The audience must work hard to suspend disbelief during this film. This is masked behind heavy exposition and shortcuts aimed at excusing actions taken and to move along the story. Example - There’s a scene where a Road Warrior-style vehicle speeds along with men firing heavy machine guns and flamethrowers -A group of helpless citizens run from completely safe, undiscovered hiding spots so the vehicle of death can mow them down in wicked style. It’s a nasty scene that will appease the bloodthirsty genre fans. The scene will frustrate any viewer that will beg the question, “Why did they just do that?” Some will mutter, “Switch your brain off and have a good time.” That’s a poor excuse for enjoying a bad film.

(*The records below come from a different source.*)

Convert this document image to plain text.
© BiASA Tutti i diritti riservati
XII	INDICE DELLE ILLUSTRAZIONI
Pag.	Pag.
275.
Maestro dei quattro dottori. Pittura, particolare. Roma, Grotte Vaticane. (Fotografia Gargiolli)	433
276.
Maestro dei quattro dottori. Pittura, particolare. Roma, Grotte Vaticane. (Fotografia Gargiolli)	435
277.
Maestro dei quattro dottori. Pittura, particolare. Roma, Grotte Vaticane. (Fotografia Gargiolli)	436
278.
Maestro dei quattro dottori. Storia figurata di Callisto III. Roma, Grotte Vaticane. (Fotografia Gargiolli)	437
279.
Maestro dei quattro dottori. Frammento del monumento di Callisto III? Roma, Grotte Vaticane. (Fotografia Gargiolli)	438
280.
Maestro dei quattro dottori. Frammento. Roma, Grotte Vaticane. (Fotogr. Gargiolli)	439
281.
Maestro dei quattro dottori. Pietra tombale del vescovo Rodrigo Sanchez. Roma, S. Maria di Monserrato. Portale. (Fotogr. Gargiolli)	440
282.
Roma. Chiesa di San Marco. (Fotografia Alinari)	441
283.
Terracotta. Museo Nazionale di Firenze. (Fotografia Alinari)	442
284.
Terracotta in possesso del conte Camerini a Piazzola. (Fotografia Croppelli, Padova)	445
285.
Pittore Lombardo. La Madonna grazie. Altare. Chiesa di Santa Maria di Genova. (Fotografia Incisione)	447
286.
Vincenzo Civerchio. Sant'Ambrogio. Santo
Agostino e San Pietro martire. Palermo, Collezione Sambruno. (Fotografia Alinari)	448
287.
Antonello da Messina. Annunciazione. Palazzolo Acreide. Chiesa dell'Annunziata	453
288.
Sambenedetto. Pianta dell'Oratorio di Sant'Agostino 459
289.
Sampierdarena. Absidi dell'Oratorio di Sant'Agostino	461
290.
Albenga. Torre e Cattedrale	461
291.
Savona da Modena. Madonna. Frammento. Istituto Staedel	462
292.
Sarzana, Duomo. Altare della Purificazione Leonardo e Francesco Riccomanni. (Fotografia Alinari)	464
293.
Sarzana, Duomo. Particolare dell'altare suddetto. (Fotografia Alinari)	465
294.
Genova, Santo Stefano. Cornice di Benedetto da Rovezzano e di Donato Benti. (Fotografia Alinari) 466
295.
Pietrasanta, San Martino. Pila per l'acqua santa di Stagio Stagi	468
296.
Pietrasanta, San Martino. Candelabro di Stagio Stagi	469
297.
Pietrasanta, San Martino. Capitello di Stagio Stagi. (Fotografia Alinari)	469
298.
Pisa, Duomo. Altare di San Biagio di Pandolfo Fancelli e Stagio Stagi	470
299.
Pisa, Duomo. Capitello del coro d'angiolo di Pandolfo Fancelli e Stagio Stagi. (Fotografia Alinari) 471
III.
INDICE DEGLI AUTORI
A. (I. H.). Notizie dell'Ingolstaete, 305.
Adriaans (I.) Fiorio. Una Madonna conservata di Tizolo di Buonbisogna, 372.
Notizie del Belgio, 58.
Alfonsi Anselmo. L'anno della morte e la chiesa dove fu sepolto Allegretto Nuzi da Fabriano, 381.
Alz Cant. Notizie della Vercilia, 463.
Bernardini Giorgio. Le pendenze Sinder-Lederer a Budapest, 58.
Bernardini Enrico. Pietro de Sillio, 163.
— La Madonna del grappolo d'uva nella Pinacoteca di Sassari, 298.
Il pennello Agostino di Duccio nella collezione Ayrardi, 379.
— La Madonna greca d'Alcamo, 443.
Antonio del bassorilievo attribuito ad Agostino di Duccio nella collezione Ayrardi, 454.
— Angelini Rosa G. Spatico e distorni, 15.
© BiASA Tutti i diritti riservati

There are some positive takeaways in this film. Scattered through the film are some seriously badass crews. There is a military style crew that purges with little resistance. There is a crew of mask-wearing misfits that drives around in a van along with motorbikes. The crews conveniently arrive wherever our antagonists run. Their method of finding them is later addressed and it borders on ridiculous.
Grillo solidifies his status as a terrific actor and a man born to be in action films.
Grillo solidifies his status as a terrific actor and a man born to be in action films. He first arrived on my radar in Joe Carnahan’s bone-chilling survival drama, The Grey. Grillo impressed audiences recently in Captain America: The Winter Soldier. If MTV gave away an award for “Best Hair in an Action Film” he would be among the finalists. He carries himself like a modern day cowboy, even to the point where he has no name in this film. He’s a poster boy for the anti-hero we tend to enjoy on the big screen. His charisma oozes off the screen, he’s truly in his own film here.
Grillo’s strengths are overshadowed by the weaknesses of the supporting cast. Sergeant and Cali have a bizarre, forced divide between them. One moment Sergeant saves her life, the next scene she’s calling him an asshole. What gives?? Soul is dead weight in a film that has enough problems. It’s amazing to realize that Gilford and Sanchez is a real-life married couple. Their scenes together as Shane and Liz feel so forced, so unrealistic. Perhaps that’s what they were going for but the dynamic does not work here. Ejogo does a fine job as the brave mother but she isn’t given a lot to work with.
The Purge: Anarchy falters when it treats particular scenes as a big reveal but the audience saw these coming from a mile away. Even when a film is predictable that does not automatically make it a bad film. It’s all in the execution. The audience may wonder if this film is taking itself seriously or intentionally delivering the cheese. It’s a strange balance between the two.
The Purge: Anarchy is unfortunately another misfire on a potentially great concept. The front heavy start will make audiences wish for a stronger experience through the entire film. There are satisfying moments from an action and genre point of view but those moments are few and far between. Most audiences will have their minds made up going into the film. If you enjoyed The Purge this will satisfy your desire to explore this world again. If you disliked the first effort there is no need to see this film.
The Purge: Anarchy is unfortunately another misfire on a potentially great concept. The front heavy start will make audiences wish for a stronger experience through the entire film. There are satisfying moments from an action and genre point of view but those moments are few and far between.